PCOS, miscarriage, intimacy

Kaela • 🤰🏽baby #2 Mommy of Addie, 👧🏽born 6/7/18 👼🏽 1/9/17; 👼🏽 7/23/19; 👼🏽12/8/22, 👼🏽 3/3/23
I'm terrified. Terrified to try again. With PCOS, getting pregnant was difficult. When I finally did get pregnant, my baby didn't develop a heartbeat. Or it stopped at 7.5 weeks old, for reasons I may never know. I just had my emergency D&C on Monday 1/9/17. I feel like my heart was torn apart. My hubby has been with me every step of the way. He had been so supportive. He is optimistic that our next pregnancy will be better,...but I'm not.
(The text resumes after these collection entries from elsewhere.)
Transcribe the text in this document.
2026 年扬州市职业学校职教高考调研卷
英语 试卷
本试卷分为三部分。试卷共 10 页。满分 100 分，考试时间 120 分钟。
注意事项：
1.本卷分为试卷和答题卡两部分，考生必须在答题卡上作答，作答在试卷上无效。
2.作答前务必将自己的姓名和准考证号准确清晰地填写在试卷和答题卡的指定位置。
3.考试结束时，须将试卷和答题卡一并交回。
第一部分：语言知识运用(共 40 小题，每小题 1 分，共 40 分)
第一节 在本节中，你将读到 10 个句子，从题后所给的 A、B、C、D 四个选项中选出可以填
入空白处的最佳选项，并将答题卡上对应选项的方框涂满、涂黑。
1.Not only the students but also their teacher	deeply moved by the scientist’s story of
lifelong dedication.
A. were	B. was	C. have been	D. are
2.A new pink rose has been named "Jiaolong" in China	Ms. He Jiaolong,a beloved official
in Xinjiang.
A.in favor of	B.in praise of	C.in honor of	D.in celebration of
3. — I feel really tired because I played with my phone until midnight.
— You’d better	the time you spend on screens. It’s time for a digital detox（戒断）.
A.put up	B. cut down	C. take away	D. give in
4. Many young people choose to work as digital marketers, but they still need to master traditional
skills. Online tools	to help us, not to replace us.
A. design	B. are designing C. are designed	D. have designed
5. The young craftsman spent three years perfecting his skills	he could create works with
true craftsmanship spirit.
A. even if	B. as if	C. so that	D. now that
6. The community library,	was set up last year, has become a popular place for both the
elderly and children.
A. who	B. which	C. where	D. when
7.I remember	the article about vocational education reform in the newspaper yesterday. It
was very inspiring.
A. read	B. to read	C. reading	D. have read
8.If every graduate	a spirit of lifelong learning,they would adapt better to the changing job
I'm terrified. I'm afraid. Yes, I know, women miscarry and go on to have healthy babies. But what if that isn't me? Honestly, I don't think I can handle another loss. The only way I can guarantee that is by not trying. Hubby wants to be a dad, but I'm afraid I can't give him what he wants. I feel like I'm such a failure. I don't even know when I'm ready to be intimate again. All I can think of is the baby that I lost and what could have been. At least in my dreams, I can control the outcomes. I'm trying to be positive, but I just can't be. I'm terrified.